IMAGE: Courtesy Green Bay Area Public School District.
GREEN BAY, WI (WTAQ-WLUK) — The U.S. Department of Education’s Office for Civil Rights announced Wednesday it has launched a Title VI and disability-discrimination investigation into the Green Bay Area Public School District.
It’s in response to a complaint filed by the Wisconsin Institute for Law & Liberty after Colbey Decker, the mother of a white Green Bay elementary student, claimed her son’s civil rights were being violated by GBAPS’ literacy policy.
A news release states, “The District allegedly prioritizes special education services to students based on racial “priority groups,” a category that the student did not fall into because he is white. The complaint further alleges the District discriminated against the student on the basis of disability and failed to provide timely and adequate special education services.”
In December, Deckner described how reading can be challenging for her son, who attends King Elementary School.
“He’s in math class, he has a really hard time decoding the math story problem. He goes down the hall to music class, and he can’t read the song that we’re learning for the musical,” Decker said.
Decker says her son was diagnosed with dyslexia in 2022. They began asking for support from the school district when he enrolled in January 2024. By the fall of 2024, after repeated requests, Decker was told her son would be enrolled into an intervention program, but they were conducted in small groups, rather than individualized sessions.

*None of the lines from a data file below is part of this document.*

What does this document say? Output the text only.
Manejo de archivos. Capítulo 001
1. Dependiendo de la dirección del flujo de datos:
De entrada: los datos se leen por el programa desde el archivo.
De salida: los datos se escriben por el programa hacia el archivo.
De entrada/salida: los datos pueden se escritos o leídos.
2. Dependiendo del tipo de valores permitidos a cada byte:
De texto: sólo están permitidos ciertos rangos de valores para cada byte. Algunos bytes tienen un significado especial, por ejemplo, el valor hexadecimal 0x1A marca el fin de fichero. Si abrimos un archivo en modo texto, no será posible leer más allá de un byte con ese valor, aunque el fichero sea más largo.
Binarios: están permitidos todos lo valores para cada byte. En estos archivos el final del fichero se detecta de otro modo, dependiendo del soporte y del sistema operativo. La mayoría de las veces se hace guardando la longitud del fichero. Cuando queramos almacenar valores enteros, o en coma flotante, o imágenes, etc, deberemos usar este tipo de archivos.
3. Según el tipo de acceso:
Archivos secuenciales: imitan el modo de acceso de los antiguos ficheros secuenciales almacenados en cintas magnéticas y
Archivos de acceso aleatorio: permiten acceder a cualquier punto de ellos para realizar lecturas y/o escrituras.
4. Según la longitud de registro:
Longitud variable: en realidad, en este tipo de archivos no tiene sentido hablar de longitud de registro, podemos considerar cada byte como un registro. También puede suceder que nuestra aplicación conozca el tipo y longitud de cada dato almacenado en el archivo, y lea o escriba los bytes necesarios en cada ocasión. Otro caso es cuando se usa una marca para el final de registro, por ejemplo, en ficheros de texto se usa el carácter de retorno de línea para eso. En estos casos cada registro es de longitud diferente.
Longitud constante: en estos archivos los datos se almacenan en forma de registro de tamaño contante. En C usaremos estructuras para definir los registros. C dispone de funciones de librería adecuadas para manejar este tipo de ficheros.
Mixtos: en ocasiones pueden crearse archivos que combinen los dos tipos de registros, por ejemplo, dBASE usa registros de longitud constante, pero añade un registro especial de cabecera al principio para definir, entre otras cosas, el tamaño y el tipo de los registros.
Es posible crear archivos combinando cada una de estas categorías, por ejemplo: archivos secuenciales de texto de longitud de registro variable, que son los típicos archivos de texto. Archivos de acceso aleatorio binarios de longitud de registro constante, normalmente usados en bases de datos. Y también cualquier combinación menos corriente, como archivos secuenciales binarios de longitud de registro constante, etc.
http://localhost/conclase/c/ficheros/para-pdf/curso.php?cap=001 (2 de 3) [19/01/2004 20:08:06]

Decker and WILL believe GBAPS denied Decker’s son one-on-one reading intervention resources because of his race.
The law firm pointed to a 2024-25 School Success Plan for King Elementary, which says a literacy strategy focus is “Intentional work educating our focus students, prioritizing additional resources to First Nations, Black and Hispanic students.”
WILL sent a letter to the district requesting the policy be removed and threatened a lawsuit.
In the GBAPS policy manual, its Reading Instruction Goals says its objective is to “enable the District’s educators to provide effective instruction in reading and literacy for all students, including providing timely and appropriate learning assistance to any student who may be experiencing difficulty with reading and related literacy skills.”
Acting Assistant Secretary for Civil Rights Craig Trainor said in a news release, “In America, we do not ‘prioritize’ students for educational access, nor do we judge their worth, on the basis of skin color. Schools must provide special needs students access to supportive educational resources on an equal footing and on the basis of need, not on the basis of race.”